Louise J. Persson: Atomistic Modeling of Multimeric Proteins in the Gas Phase: From Simulation Strategies to Molecular Insights

Abstract

Gas-phase experiments have become increasingly important for studying proteins and protein complexes. Established techniques such as native mass spectrometry and ion mobility spectrometry are now complemented by emerging imaging methods, including electrospray-ion beam deposition coupled with cryo-electron microscopy and femtosecond X-ray diffraction. Molecular dynamics simulations provide a powerful counterpart to these methods, offering detailed insight into protein behavior under vacuum conditions with unparalleled spatial and temporal resolution.

This work optimizes strategies for simulating protein complexes in the gas phase. We validate the fast multipole method for long-range force computations and demonstrate significant performance enhancements for large systems, enabling all-atom simulations of multimeric proteins that were previously computationally prohibitive. In addition, we introduce a tool for the automated optimization of parameters for the fast multipole method, which balances computational performance with accuracy. We further examine the impact of thermodynamic ensemble on gas-phase proteins, highlighting the importance of matching simulation settings to the relevant physical conditions and the benefits of thermostatted dynamics for achieving extensive sampling.
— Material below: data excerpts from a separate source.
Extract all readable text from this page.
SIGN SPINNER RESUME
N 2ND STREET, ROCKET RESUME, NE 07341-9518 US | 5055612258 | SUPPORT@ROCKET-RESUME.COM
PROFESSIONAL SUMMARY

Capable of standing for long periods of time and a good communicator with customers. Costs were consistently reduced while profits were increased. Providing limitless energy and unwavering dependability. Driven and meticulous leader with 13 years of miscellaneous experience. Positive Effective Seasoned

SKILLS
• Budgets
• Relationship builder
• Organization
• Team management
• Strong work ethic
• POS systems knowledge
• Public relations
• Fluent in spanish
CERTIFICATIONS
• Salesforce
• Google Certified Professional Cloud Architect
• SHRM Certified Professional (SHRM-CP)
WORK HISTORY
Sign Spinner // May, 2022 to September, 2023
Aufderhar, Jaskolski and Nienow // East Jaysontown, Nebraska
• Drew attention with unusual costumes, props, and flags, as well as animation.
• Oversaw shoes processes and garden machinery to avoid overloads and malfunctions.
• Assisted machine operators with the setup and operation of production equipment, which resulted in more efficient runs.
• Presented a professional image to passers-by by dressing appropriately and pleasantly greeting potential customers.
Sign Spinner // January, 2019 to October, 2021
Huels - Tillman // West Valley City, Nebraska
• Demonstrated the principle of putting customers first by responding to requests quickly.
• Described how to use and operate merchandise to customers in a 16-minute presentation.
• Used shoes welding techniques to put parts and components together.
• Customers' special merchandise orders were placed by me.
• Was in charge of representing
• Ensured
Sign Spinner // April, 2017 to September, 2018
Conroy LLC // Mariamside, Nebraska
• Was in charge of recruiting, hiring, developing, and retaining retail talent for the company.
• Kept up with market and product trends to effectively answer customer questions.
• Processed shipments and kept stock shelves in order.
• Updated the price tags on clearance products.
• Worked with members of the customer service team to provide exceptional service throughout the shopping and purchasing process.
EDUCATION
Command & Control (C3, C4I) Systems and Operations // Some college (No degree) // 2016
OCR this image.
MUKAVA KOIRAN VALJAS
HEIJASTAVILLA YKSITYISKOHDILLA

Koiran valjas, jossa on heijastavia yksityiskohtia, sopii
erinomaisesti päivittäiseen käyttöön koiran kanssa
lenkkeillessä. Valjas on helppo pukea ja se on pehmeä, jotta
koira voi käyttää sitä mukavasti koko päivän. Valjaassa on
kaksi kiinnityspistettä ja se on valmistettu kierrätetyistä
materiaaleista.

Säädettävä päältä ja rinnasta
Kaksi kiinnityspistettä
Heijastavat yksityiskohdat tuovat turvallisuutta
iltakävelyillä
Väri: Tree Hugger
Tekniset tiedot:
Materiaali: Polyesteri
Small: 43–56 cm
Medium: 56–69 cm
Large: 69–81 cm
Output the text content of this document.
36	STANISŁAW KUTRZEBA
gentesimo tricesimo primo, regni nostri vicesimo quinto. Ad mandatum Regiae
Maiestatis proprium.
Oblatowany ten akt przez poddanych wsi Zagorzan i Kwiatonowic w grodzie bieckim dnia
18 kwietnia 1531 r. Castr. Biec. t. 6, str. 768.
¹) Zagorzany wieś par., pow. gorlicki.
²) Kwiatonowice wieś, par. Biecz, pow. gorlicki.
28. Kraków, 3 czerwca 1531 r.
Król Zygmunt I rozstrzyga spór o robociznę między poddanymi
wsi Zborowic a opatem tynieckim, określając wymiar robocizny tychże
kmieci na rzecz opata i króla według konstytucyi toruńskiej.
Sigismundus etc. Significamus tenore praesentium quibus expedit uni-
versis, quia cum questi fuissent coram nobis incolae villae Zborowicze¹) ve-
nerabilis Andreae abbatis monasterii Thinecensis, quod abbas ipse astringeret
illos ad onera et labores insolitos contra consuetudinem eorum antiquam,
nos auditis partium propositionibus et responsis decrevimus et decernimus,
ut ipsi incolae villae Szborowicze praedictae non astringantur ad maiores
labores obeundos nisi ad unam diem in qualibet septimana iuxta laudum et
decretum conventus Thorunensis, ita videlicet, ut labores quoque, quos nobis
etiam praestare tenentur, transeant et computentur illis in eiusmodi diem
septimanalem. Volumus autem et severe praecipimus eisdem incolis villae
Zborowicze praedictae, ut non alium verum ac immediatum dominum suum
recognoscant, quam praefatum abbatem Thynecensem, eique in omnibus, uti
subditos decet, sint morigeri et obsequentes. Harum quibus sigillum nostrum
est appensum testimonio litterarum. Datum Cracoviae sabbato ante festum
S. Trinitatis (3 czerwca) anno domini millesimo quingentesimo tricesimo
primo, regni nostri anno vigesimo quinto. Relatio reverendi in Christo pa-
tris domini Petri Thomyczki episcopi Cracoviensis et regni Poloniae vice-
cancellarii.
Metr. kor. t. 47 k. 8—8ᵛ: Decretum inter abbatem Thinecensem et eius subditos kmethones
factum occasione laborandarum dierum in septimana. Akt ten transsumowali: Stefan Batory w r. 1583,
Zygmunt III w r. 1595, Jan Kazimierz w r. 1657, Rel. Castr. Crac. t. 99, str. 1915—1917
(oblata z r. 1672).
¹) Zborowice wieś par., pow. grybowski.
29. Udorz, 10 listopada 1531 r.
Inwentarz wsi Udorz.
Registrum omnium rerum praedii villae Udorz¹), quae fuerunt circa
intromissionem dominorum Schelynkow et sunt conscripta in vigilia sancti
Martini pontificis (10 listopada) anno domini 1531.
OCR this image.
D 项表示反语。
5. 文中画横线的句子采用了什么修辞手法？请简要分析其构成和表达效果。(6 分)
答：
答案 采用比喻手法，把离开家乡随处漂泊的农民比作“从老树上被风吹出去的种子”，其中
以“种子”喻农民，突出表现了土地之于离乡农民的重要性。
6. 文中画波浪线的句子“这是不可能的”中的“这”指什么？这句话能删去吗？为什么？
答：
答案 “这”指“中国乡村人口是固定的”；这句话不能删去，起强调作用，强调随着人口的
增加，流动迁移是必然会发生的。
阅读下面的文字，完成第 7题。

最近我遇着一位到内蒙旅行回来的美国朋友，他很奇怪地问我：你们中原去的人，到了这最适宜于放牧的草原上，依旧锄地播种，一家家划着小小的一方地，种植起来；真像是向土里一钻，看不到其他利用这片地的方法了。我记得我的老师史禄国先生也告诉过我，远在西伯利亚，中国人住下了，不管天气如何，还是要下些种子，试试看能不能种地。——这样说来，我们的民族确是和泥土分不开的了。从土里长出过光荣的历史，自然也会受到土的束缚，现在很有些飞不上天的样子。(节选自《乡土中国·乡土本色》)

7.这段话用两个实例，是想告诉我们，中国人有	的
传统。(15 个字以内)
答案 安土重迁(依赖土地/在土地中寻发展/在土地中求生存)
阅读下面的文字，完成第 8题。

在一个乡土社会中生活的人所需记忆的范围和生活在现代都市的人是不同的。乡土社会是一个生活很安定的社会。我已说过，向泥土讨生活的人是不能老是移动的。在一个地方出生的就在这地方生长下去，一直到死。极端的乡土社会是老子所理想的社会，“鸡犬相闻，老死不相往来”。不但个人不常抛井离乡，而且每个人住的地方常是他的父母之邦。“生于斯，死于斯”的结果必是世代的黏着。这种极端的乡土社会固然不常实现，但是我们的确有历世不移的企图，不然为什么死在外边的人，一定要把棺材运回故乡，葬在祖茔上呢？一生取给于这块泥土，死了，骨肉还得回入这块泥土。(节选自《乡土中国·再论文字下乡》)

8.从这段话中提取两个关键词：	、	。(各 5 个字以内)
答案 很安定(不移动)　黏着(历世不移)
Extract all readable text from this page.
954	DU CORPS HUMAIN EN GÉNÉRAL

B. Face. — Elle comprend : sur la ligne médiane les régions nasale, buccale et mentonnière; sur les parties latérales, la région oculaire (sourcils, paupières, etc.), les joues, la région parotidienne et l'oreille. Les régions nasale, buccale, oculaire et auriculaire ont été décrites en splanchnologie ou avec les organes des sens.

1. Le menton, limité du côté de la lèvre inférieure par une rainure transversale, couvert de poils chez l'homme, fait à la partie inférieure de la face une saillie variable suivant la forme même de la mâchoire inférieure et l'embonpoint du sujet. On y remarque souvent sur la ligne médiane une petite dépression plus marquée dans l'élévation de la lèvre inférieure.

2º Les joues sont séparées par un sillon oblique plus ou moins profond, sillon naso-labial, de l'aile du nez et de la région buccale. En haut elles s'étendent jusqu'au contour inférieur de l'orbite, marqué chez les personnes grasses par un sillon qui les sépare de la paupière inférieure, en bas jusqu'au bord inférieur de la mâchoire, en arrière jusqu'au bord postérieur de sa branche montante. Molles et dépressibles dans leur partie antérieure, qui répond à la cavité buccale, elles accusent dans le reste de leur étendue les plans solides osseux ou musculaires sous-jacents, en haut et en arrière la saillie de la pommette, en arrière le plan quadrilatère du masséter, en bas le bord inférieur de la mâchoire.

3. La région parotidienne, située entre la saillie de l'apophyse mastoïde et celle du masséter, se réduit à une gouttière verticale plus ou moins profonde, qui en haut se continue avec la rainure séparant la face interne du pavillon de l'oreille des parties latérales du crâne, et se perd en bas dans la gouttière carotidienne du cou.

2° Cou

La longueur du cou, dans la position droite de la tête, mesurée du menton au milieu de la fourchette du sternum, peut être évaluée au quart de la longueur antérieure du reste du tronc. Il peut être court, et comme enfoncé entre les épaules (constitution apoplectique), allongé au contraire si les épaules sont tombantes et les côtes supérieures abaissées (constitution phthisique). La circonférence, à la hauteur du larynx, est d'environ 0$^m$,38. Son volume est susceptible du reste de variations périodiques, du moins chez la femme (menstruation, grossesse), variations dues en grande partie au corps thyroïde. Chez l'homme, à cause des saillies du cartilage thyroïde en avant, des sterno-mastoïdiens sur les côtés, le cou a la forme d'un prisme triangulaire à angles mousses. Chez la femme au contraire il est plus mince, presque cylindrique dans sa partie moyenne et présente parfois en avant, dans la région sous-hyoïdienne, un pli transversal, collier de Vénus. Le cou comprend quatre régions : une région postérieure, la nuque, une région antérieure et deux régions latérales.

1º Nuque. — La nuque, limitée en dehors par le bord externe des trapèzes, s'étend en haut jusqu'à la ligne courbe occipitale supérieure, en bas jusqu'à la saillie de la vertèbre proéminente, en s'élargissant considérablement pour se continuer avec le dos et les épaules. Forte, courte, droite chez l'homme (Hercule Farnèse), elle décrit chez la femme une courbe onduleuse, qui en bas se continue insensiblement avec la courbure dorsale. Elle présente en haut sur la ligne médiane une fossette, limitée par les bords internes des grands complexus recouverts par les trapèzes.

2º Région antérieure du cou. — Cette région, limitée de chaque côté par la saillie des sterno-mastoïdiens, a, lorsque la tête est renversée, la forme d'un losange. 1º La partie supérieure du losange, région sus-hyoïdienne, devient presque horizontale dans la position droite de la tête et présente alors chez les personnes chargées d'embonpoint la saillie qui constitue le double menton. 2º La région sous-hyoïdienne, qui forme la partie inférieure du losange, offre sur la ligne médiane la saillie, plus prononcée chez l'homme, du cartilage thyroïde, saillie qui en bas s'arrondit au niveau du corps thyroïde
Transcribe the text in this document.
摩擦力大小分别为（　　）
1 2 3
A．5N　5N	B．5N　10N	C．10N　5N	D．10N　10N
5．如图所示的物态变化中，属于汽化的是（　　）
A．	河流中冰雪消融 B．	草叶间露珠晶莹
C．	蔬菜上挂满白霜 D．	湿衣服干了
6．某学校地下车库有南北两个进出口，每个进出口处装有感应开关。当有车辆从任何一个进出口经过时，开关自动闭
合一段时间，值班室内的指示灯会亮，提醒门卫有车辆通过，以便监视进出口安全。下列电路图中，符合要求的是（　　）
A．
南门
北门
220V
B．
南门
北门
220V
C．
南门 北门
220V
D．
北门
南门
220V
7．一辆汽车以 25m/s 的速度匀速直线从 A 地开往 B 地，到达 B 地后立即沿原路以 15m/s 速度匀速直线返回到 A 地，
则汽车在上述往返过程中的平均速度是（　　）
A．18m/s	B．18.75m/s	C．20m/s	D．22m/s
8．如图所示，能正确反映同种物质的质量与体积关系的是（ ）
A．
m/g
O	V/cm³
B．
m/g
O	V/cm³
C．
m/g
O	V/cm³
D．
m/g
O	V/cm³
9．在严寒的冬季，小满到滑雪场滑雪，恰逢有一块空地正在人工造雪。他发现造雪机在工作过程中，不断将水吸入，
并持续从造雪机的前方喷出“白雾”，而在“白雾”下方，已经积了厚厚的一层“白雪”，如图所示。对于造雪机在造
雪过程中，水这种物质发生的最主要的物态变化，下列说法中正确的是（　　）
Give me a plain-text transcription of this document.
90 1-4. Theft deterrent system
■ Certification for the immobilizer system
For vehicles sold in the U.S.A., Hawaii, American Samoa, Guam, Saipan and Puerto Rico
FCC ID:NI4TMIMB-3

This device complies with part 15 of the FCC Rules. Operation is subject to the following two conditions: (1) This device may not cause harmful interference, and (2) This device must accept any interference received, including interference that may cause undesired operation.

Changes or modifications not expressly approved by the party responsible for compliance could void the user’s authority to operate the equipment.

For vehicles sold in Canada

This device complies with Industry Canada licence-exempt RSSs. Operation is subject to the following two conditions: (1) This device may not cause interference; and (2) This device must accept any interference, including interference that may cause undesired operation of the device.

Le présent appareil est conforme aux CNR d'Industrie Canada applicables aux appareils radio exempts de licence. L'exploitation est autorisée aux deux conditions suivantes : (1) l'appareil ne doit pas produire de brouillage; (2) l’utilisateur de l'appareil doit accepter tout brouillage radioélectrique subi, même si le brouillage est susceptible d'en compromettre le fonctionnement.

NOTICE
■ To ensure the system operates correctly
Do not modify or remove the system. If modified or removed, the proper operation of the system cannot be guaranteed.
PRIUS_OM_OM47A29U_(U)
We leverage these methodological enhancements in simulations of soluble and membrane protein complexes in the gas phase over extended timescales, and compare structural properties against experimental data from the aforementioned techniques. Particular focus is placed on temperature-dependent conformational changes and their effect on collision cross sections, as well as the interactions between membrane proteins and detergent in the gas phase.

Overall, this work strengthens the role of molecular dynamics simulations in gas-phase protein studies by enabling simulations of large multimeric proteins, and bridging a gap in capabilities between computation and experiment. The applied models deepen understanding of protein behavior in vacuum, inform the continued development and application of these experiments, and support their use in probing native properties of protein complexes that remain inaccessible to condensed-phase methods.